Xplore Technologies Corp. (OTCMarkets.com - XLRT), a manufacturer of award-winning rugged tablet PCs, today reported revenue of $17,759,000 for the fiscal year ended March 31, 2011, as compared to $21,940,000 for the fiscal year ended March 31, 2010, a decrease of approximately 19 percent.
Mark Holleran, President and Chief Operating Officer of Xplore said, “The decrease in revenue is attributable to a decrease in unit sales of approximately 15 percent and an additional decrease of approximately 6 percent in our average selling prices, due to product mix changes.” Mr. Holleran added that the delay in the launch of the company’s iX104C5 product family to fiscal 2012 resulted in “many of our customers delaying their orders until our new product line was available.”
Holleran noted that the initial response to the launch of the iX104C5 has been good, although he cautioned that the selling effort commenced late in the first quarter of fiscal 2012 and the selling cycle is such that expected revenue from the product launch should only begin to be fully reflected in the second half of fiscal 2012 (which would be the quarters ending in December 2011 and March 2012). “We are seeing a definite increase in interest for the new line among our existing customers and new customers,” Holleran affirmed.
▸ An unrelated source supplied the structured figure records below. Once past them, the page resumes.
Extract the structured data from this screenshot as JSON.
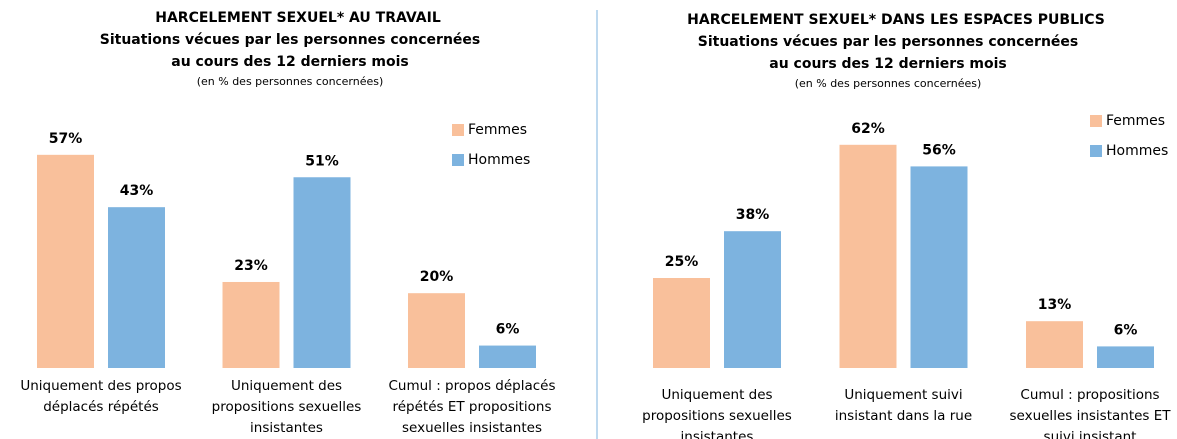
{
  "chart_data": [
    {
      "type": "bar",
      "title": "HARCELEMENT SEXUEL* AU TRAVAIL",
      "subtitle": [
        "Situations vécues par les personnes concernées",
        "au cours des 12 derniers mois"
      ],
      "note": "(en % des personnes concernées)",
      "categories": [
        [
          "Uniquement des propos",
          "déplacés répétés"
        ],
        [
          "Uniquement des",
          "propositions sexuelles",
          "insistantes"
        ],
        [
          "Cumul : propos déplacés",
          "répétés ET propositions",
          "sexuelles insistantes"
        ]
      ],
      "series": [
        {
          "name": "Femmes",
          "color": "#f9c09b",
          "values": [
            57,
            23,
            20
          ],
          "value_labels": [
            "57%",
            "23%",
            "20%"
          ]
        },
        {
          "name": "Hommes",
          "color": "#7db3df",
          "values": [
            43,
            51,
            6
          ],
          "value_labels": [
            "43%",
            "51%",
            "6%"
          ]
        }
      ]
    },
    {
      "type": "bar",
      "title": "HARCELEMENT SEXUEL* DANS LES ESPACES PUBLICS",
      "subtitle": [
        "Situations vécues par les personnes concernées",
        "au cours des 12 derniers mois"
      ],
      "note": "(en % des personnes concernées)",
      "categories": [
        [
          "Uniquement des",
          "propositions sexuelles",
          "insistantes"
        ],
        [
          "Uniquement suivi",
          "insistant dans la rue"
        ],
        [
          "Cumul : propositions",
          "sexuelles insistantes ET",
          "suivi insistant"
        ]
      ],
      "series": [
        {
          "name": "Femmes",
          "color": "#f9c09b",
          "values": [
            25,
            62,
            13
          ],
          "value_labels": [
            "25%",
            "62%",
            "13%"
          ]
        },
        {
          "name": "Hommes",
          "color": "#7db3df",
          "values": [
            38,
            56,
            6
          ],
          "value_labels": [
            "38%",
            "56%",
            "6%"
          ]
        }
      ]
    }
  ]
}
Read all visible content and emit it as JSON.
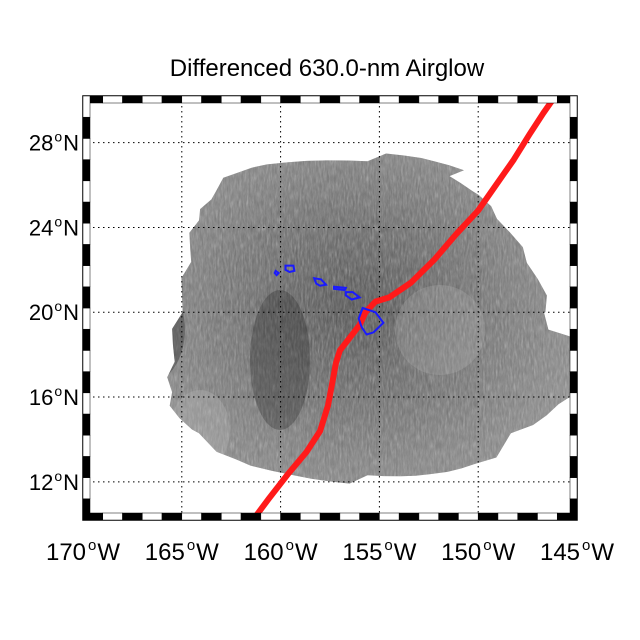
{
  "figure": {
    "title": "Differenced 630.0-nm Airglow"
  },
  "map": {
    "lon_range": [
      -170,
      -145
    ],
    "lat_range": [
      10.2,
      30.2
    ],
    "grid": true,
    "x_ticks": [
      {
        "value": -170,
        "label": "170",
        "unit": "W"
      },
      {
        "value": -165,
        "label": "165",
        "unit": "W"
      },
      {
        "value": -160,
        "label": "160",
        "unit": "W"
      },
      {
        "value": -155,
        "label": "155",
        "unit": "W"
      },
      {
        "value": -150,
        "label": "150",
        "unit": "W"
      },
      {
        "value": -145,
        "label": "145",
        "unit": "W"
      }
    ],
    "y_ticks": [
      {
        "value": 12,
        "label": "12",
        "unit": "N"
      },
      {
        "value": 16,
        "label": "16",
        "unit": "N"
      },
      {
        "value": 20,
        "label": "20",
        "unit": "N"
      },
      {
        "value": 24,
        "label": "24",
        "unit": "N"
      },
      {
        "value": 28,
        "label": "28",
        "unit": "N"
      }
    ],
    "colors": {
      "airglow_dark": "#3a3a3a",
      "airglow_light": "#b4b4b4",
      "track": "#ff1a1a",
      "coastline": "#1a1aff",
      "frame": "#000000"
    },
    "track": [
      [
        -161.4,
        10.2
      ],
      [
        -160.6,
        11.2
      ],
      [
        -159.6,
        12.4
      ],
      [
        -158.7,
        13.4
      ],
      [
        -158.0,
        14.4
      ],
      [
        -157.6,
        15.6
      ],
      [
        -157.4,
        16.6
      ],
      [
        -157.2,
        17.6
      ],
      [
        -157.0,
        18.2
      ],
      [
        -156.5,
        18.8
      ],
      [
        -156.0,
        19.4
      ],
      [
        -155.7,
        20.0
      ],
      [
        -155.2,
        20.5
      ],
      [
        -154.5,
        20.7
      ],
      [
        -153.4,
        21.4
      ],
      [
        -152.2,
        22.5
      ],
      [
        -151.1,
        23.7
      ],
      [
        -150.0,
        24.8
      ],
      [
        -149.1,
        26.0
      ],
      [
        -148.2,
        27.2
      ],
      [
        -147.4,
        28.4
      ],
      [
        -146.7,
        29.4
      ],
      [
        -146.1,
        30.2
      ]
    ],
    "islands": [
      {
        "name": "Niihau",
        "outline": [
          [
            -160.25,
            21.95
          ],
          [
            -160.1,
            21.85
          ],
          [
            -160.2,
            21.75
          ],
          [
            -160.3,
            21.85
          ]
        ]
      },
      {
        "name": "Kauai",
        "outline": [
          [
            -159.75,
            22.2
          ],
          [
            -159.35,
            22.2
          ],
          [
            -159.3,
            21.95
          ],
          [
            -159.55,
            21.9
          ],
          [
            -159.75,
            22.0
          ]
        ]
      },
      {
        "name": "Oahu",
        "outline": [
          [
            -158.3,
            21.6
          ],
          [
            -157.95,
            21.55
          ],
          [
            -157.7,
            21.3
          ],
          [
            -158.0,
            21.25
          ],
          [
            -158.2,
            21.35
          ]
        ]
      },
      {
        "name": "Molokai",
        "outline": [
          [
            -157.3,
            21.2
          ],
          [
            -156.7,
            21.15
          ],
          [
            -156.75,
            21.05
          ],
          [
            -157.3,
            21.1
          ]
        ]
      },
      {
        "name": "Maui",
        "outline": [
          [
            -156.7,
            20.95
          ],
          [
            -156.35,
            20.95
          ],
          [
            -156.0,
            20.7
          ],
          [
            -156.4,
            20.6
          ],
          [
            -156.7,
            20.8
          ]
        ]
      },
      {
        "name": "Hawaii",
        "outline": [
          [
            -155.85,
            20.2
          ],
          [
            -155.2,
            20.0
          ],
          [
            -154.8,
            19.5
          ],
          [
            -155.3,
            19.05
          ],
          [
            -155.65,
            18.95
          ],
          [
            -155.9,
            19.3
          ],
          [
            -156.05,
            19.7
          ]
        ]
      }
    ]
  }
}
Total gross profit decreased by $342,000 to $5,421,000, or 30.5 percent of revenue, compared to gross profit the previous year of $5,763,000, or 26.3 percent of revenue. The decrease in gross profit was attributable to the decrease in revenue and unit sales while the increase in gross profit percentage for the year, as compared to the prior year, was due to a more favorable product mix.
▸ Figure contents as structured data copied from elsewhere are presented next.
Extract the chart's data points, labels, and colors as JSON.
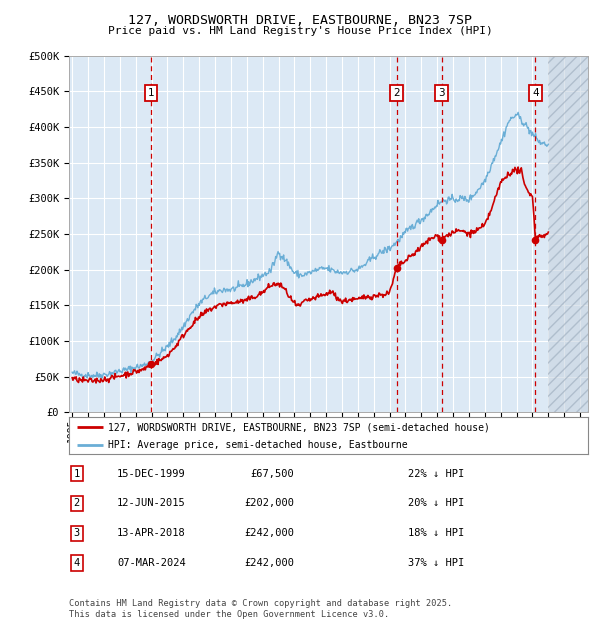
{
  "title_line1": "127, WORDSWORTH DRIVE, EASTBOURNE, BN23 7SP",
  "title_line2": "Price paid vs. HM Land Registry's House Price Index (HPI)",
  "plot_bg_color": "#dce9f5",
  "hpi_line_color": "#6aaed6",
  "price_line_color": "#cc0000",
  "grid_color": "#ffffff",
  "vline_color": "#cc0000",
  "ylim": [
    0,
    500000
  ],
  "yticks": [
    0,
    50000,
    100000,
    150000,
    200000,
    250000,
    300000,
    350000,
    400000,
    450000,
    500000
  ],
  "ytick_labels": [
    "£0",
    "£50K",
    "£100K",
    "£150K",
    "£200K",
    "£250K",
    "£300K",
    "£350K",
    "£400K",
    "£450K",
    "£500K"
  ],
  "xlim_start": 1994.8,
  "xlim_end": 2027.5,
  "xticks": [
    1995,
    1996,
    1997,
    1998,
    1999,
    2000,
    2001,
    2002,
    2003,
    2004,
    2005,
    2006,
    2007,
    2008,
    2009,
    2010,
    2011,
    2012,
    2013,
    2014,
    2015,
    2016,
    2017,
    2018,
    2019,
    2020,
    2021,
    2022,
    2023,
    2024,
    2025,
    2026,
    2027
  ],
  "sale_events": [
    {
      "num": 1,
      "year": 1999.958,
      "price": 67500,
      "label": "15-DEC-1999",
      "price_str": "£67,500",
      "pct": "22%",
      "dir": "↓"
    },
    {
      "num": 2,
      "year": 2015.44,
      "price": 202000,
      "label": "12-JUN-2015",
      "price_str": "£202,000",
      "pct": "20%",
      "dir": "↓"
    },
    {
      "num": 3,
      "year": 2018.28,
      "price": 242000,
      "label": "13-APR-2018",
      "price_str": "£242,000",
      "pct": "18%",
      "dir": "↓"
    },
    {
      "num": 4,
      "year": 2024.18,
      "price": 242000,
      "label": "07-MAR-2024",
      "price_str": "£242,000",
      "pct": "37%",
      "dir": "↓"
    }
  ],
  "legend_line1": "127, WORDSWORTH DRIVE, EASTBOURNE, BN23 7SP (semi-detached house)",
  "legend_line2": "HPI: Average price, semi-detached house, Eastbourne",
  "footnote": "Contains HM Land Registry data © Crown copyright and database right 2025.\nThis data is licensed under the Open Government Licence v3.0.",
  "hatch_start": 2025.0,
  "hpi_anchors": [
    [
      1995.0,
      55000
    ],
    [
      1995.5,
      53000
    ],
    [
      1996.0,
      52000
    ],
    [
      1996.5,
      51500
    ],
    [
      1997.0,
      53000
    ],
    [
      1997.5,
      55000
    ],
    [
      1998.0,
      58000
    ],
    [
      1998.5,
      60000
    ],
    [
      1999.0,
      63000
    ],
    [
      1999.5,
      66000
    ],
    [
      2000.0,
      72000
    ],
    [
      2000.5,
      82000
    ],
    [
      2001.0,
      92000
    ],
    [
      2001.5,
      105000
    ],
    [
      2002.0,
      120000
    ],
    [
      2002.5,
      138000
    ],
    [
      2003.0,
      152000
    ],
    [
      2003.5,
      162000
    ],
    [
      2004.0,
      168000
    ],
    [
      2004.5,
      172000
    ],
    [
      2005.0,
      172000
    ],
    [
      2005.5,
      175000
    ],
    [
      2006.0,
      180000
    ],
    [
      2006.5,
      186000
    ],
    [
      2007.0,
      192000
    ],
    [
      2007.5,
      198000
    ],
    [
      2008.0,
      225000
    ],
    [
      2008.5,
      212000
    ],
    [
      2009.0,
      195000
    ],
    [
      2009.5,
      192000
    ],
    [
      2010.0,
      196000
    ],
    [
      2010.5,
      200000
    ],
    [
      2011.0,
      202000
    ],
    [
      2011.5,
      198000
    ],
    [
      2012.0,
      196000
    ],
    [
      2012.5,
      198000
    ],
    [
      2013.0,
      200000
    ],
    [
      2013.5,
      208000
    ],
    [
      2014.0,
      218000
    ],
    [
      2014.5,
      225000
    ],
    [
      2015.0,
      230000
    ],
    [
      2015.5,
      240000
    ],
    [
      2016.0,
      252000
    ],
    [
      2016.5,
      262000
    ],
    [
      2017.0,
      270000
    ],
    [
      2017.5,
      280000
    ],
    [
      2018.0,
      292000
    ],
    [
      2018.5,
      298000
    ],
    [
      2019.0,
      298000
    ],
    [
      2019.5,
      300000
    ],
    [
      2020.0,
      298000
    ],
    [
      2020.5,
      310000
    ],
    [
      2021.0,
      325000
    ],
    [
      2021.5,
      352000
    ],
    [
      2022.0,
      378000
    ],
    [
      2022.5,
      408000
    ],
    [
      2023.0,
      418000
    ],
    [
      2023.5,
      405000
    ],
    [
      2024.0,
      390000
    ],
    [
      2024.5,
      378000
    ],
    [
      2025.0,
      375000
    ]
  ],
  "price_anchors": [
    [
      1995.0,
      47000
    ],
    [
      1995.5,
      45000
    ],
    [
      1996.0,
      44000
    ],
    [
      1996.5,
      44500
    ],
    [
      1997.0,
      46000
    ],
    [
      1997.5,
      48000
    ],
    [
      1998.0,
      51000
    ],
    [
      1998.5,
      54000
    ],
    [
      1999.0,
      57000
    ],
    [
      1999.5,
      60000
    ],
    [
      1999.958,
      67500
    ],
    [
      2000.3,
      70000
    ],
    [
      2000.8,
      76000
    ],
    [
      2001.0,
      80000
    ],
    [
      2001.5,
      92000
    ],
    [
      2002.0,
      108000
    ],
    [
      2002.5,
      122000
    ],
    [
      2003.0,
      133000
    ],
    [
      2003.5,
      142000
    ],
    [
      2004.0,
      148000
    ],
    [
      2004.5,
      152000
    ],
    [
      2005.0,
      153000
    ],
    [
      2005.5,
      155000
    ],
    [
      2006.0,
      157000
    ],
    [
      2006.5,
      162000
    ],
    [
      2007.0,
      168000
    ],
    [
      2007.5,
      178000
    ],
    [
      2008.0,
      180000
    ],
    [
      2008.3,
      175000
    ],
    [
      2008.7,
      162000
    ],
    [
      2009.0,
      152000
    ],
    [
      2009.3,
      148000
    ],
    [
      2009.6,
      155000
    ],
    [
      2010.0,
      158000
    ],
    [
      2010.5,
      162000
    ],
    [
      2011.0,
      165000
    ],
    [
      2011.3,
      170000
    ],
    [
      2011.6,
      163000
    ],
    [
      2012.0,
      155000
    ],
    [
      2012.5,
      158000
    ],
    [
      2013.0,
      158000
    ],
    [
      2013.5,
      162000
    ],
    [
      2014.0,
      163000
    ],
    [
      2014.5,
      165000
    ],
    [
      2015.0,
      167000
    ],
    [
      2015.44,
      202000
    ],
    [
      2015.7,
      208000
    ],
    [
      2016.0,
      212000
    ],
    [
      2016.5,
      222000
    ],
    [
      2017.0,
      232000
    ],
    [
      2017.5,
      242000
    ],
    [
      2018.0,
      248000
    ],
    [
      2018.28,
      242000
    ],
    [
      2018.6,
      248000
    ],
    [
      2019.0,
      252000
    ],
    [
      2019.5,
      255000
    ],
    [
      2020.0,
      250000
    ],
    [
      2020.5,
      255000
    ],
    [
      2021.0,
      262000
    ],
    [
      2021.5,
      290000
    ],
    [
      2022.0,
      322000
    ],
    [
      2022.5,
      335000
    ],
    [
      2023.0,
      340000
    ],
    [
      2023.3,
      338000
    ],
    [
      2023.5,
      318000
    ],
    [
      2023.8,
      308000
    ],
    [
      2024.0,
      305000
    ],
    [
      2024.18,
      242000
    ],
    [
      2024.4,
      248000
    ],
    [
      2024.7,
      248000
    ],
    [
      2025.0,
      250000
    ]
  ]
}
Operating expenses for the years ended March 31, 2011 and 2010 were $8,032,000 compared to $8,575,000, a decrease of approximately six percent. Research, development and engineering costs were reduced by approximately 24 percent as activities focused exclusively on the development of the new iX104C5 line of tablet computers. In addition, sales, marketing and support expenses increased 14 percent as the company prepared for the launch of the new product line in the first quarter of fiscal 2012. General administration expenses of $2,974,000 for fiscal 2011 were also reduced in fiscal 2011 by approximately eight percent from the $3,248,000 recorded in fiscal 2010.